Stay the Course, Be Active, and Communicate

Muted yields may not excite investors, but in today’s environment several points are worth reinforcing.  Maintaining one’s long-term asset allocation strategy and prioritizing tax efficiency are important regardless of market conditions, and high-grade municipals offer tangible benefits in this regard.

We expect active bond management to prove valuable over the next market cycle and don’t see much value in locking in today’s yields through passive strategies. Instead we seek to capture pockets of opportunity in dynamic markets, a process that demands a clear understanding of client needs, as well as liquidity and tactical flexibility.  You may need to look a little harder, but an ability to add value still exists.

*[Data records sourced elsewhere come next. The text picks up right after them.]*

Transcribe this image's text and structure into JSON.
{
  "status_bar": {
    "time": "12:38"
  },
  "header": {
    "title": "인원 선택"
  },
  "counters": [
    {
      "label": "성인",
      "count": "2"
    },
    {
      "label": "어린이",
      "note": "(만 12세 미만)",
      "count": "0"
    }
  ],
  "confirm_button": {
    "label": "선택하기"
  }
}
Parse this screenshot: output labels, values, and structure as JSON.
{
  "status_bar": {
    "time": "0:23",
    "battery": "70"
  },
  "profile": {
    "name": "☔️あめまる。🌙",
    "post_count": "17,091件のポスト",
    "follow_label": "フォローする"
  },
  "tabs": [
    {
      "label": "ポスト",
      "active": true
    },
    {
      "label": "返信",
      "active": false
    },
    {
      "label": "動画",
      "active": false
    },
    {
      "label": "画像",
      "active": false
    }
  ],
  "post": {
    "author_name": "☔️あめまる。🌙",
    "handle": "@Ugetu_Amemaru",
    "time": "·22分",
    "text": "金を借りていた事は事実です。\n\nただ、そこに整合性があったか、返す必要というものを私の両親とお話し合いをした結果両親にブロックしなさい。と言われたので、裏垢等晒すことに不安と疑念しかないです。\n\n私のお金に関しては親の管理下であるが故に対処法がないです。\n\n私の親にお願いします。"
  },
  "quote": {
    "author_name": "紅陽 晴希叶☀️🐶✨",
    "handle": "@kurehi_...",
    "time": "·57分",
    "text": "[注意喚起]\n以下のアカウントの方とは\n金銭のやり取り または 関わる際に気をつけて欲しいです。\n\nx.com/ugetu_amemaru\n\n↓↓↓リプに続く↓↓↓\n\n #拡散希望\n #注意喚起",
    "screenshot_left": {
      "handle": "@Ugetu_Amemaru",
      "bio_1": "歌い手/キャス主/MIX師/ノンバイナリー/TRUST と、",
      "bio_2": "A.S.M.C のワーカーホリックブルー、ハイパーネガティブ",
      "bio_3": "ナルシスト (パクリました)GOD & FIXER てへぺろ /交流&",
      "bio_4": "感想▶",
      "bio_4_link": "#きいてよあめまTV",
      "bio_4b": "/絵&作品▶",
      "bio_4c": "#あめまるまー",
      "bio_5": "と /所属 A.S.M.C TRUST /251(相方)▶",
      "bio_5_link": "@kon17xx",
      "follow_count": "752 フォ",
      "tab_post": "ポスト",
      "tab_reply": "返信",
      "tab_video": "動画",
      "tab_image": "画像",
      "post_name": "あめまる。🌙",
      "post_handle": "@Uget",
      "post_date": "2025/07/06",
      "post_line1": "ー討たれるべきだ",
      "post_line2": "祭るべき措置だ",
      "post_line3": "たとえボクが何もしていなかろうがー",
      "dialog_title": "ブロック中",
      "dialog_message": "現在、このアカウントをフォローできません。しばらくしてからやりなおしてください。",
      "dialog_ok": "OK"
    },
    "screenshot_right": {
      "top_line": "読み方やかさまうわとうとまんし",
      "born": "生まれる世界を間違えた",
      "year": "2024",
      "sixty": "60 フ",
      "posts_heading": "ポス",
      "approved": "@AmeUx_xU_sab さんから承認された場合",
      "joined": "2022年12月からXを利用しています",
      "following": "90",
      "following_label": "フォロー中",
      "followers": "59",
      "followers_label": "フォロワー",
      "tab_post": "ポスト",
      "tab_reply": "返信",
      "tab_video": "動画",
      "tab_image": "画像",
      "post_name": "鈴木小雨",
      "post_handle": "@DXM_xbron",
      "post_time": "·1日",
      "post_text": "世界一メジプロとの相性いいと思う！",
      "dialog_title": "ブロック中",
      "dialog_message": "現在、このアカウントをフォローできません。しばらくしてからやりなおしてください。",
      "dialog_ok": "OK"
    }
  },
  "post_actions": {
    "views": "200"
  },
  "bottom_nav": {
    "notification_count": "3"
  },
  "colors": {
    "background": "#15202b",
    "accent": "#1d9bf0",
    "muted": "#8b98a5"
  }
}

This commentary reflects the opinions of Appleton Partners based on information that we believe to be reliable. It is intended for informational purposes only, and not to suggest any specific performance or results, nor should it be considered investment, financial, tax or other professional advice. It is not an offer or solicitation. Views regarding the economy, securities markets or other specialized areas, like all predictors of future events, cannot be guaranteed to be accurate and may result in economic loss to the investor. While the Adviser believes the outside data sources cited to be credible, it has not independently verified the correctness of any of their inputs or calculations and, therefore, does not warranty the accuracy of any third-party sources or information.  Specific securities identified and described may or may not be held in portfolios managed by the Adviser and do not represent all of the securities purchased, sold, or recommended for advisory clients. The reader should not assume that investments in the securities identified and discussed are, were or will be profitable. Any securities identified were selected for illustrative purposes only, as a vehicle for demonstrating investment analysis and decision making. Investment process, strategies, philosophies, allocations, performance composition, target characteristics and other parameters are current as of the date indicated and are subject to change without prior notice. Registration with the SEC should not be construed as an endorsement or an indicator of investment skill acumen or experience.